À titre d’exemple, supposons qu’une banque émette pour 40 Md$ de titres subordonnés comportant ces caractéristiques de conversion intégrées. Si la banque devait prendre des risques excessifs au point où sa viabilité serait remise en question et que l’organisme de réglementation qui l’encadre serait prêt à en prendre le contrôle, les 40 milliards en créances subordonnés seraient convertis en actions ordinaires d’une manière qui diluerait largement la participation des actionnaires existants. Bien qu’on puisse devoir prendre d’autres mesures temporaires pour aider à stabiliser la banque à court terme, cette opération de conversion regarnirait largement les capitaux propres de la banque.

 

Au moment de la conversion, le marché constaterait que la banque a été solidement recapitalisée au moyen d’actions ordinaires, et non que l’institution demeure en difficulté et que la valeur de ses actions ordinaires n’aurait été haussée que légèrement.

 

La conversion s’opérerait alors que la détérioration de la santé de la banque serait relativement avancée et que la valeur des actions ordinaires serait très basse.

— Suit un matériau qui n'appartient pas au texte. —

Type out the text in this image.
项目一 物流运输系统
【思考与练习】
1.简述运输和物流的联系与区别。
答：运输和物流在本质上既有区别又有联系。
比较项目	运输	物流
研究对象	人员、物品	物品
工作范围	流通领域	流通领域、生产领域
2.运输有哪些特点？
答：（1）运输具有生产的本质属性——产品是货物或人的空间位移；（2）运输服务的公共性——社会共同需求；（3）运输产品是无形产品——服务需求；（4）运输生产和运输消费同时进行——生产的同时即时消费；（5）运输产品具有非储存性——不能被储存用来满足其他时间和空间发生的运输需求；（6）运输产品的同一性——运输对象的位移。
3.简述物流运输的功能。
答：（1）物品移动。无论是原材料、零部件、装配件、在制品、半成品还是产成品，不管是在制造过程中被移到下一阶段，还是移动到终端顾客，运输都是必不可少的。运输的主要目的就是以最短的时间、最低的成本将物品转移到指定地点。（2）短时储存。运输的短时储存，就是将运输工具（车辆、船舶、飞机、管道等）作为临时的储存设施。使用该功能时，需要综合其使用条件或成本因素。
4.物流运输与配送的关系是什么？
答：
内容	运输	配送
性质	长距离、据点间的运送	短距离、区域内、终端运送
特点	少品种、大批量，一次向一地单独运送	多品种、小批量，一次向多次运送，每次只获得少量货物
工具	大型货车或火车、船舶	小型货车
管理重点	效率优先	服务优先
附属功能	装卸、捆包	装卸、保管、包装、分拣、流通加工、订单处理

Jumelé à une méthode de conversion appropriée, cela devrait faire en sorte que l’instrument d’urgence serait tarifé comme titre de créance. Cette tarification comme titre de créance est déterminante puisque l’instrument serait alors beaucoup plus abordable pour les banques et minimiserait donc l’impact sur le coût des prêts à la consommation et du crédit aux entreprises.

 

Un événement déclencheur de la conversion pourrait être le fait que l’organisme de réglementation soit prêt à prendre le contrôle de l’institution parce que les problèmes qu’elle éprouve sont si graves qu’aucun acheteur privé ne serait disposé à acquérir ses actions. Cela est avantageux puisqu’en général les organismes de réglementation sont déjà habilités à prendre le contrôle d’une institution. Il n’y a donc là rien de nouveau pour les organismes de réglementation des banques ou pour les investisseurs de ces dernières.

 

La nouveauté tiendrait au fait que ceux qui investissent dans les obligations bancaires seraient concrètement incités à surveiller et à contenir les comportements à risque des banques pour éviter les pertes découlant de la conversion en actions.

 

L’un des principaux volets de la proposition est que l’État ne garantirait aucune banque et ne fournirait de fonds propres d’urgence que s’il y avait déjà eu conversion de fonds propres d’urgence. De cette manière, des pénalités seraient imposées au besoin et les contribuables ne seraient pas tenus d’acquitter entièrement la note. Mieux garni le coussin de fonds propres, moins important le recours aux fonds publics.

 

Autre avantage : le recours aux fonds propres d’urgence intégrés évite de devoir créer des fonds de risque systémique pouvant soulever des questions quant à son utilisation au fil du temps. À lieu de cela, les investisseurs détenant une participation financière décideraient du montant à payer par chaque banque en cas d’utilisation des fonds propres d’urgence, les banques plus à risque étant pénalisées par le marché. Ainsi, les organismes de réglementation n’auraient pas à imposer une exigence spécifique à chaque institution systémiquement importante, ce qui est extrêmement difficile à faire.

 

Les fonds propres d’urgence intégrés permettent de régler plus simplement bon nombre des problèmes liés au risque moral et à la discipline du marché. Ils obligent ceux qui le doivent – actionnaires et détenteurs de titres de créance subordonnés – à assumer le coût des risques excessifs. Cela rend le système financier mondial beaucoup plus sûr.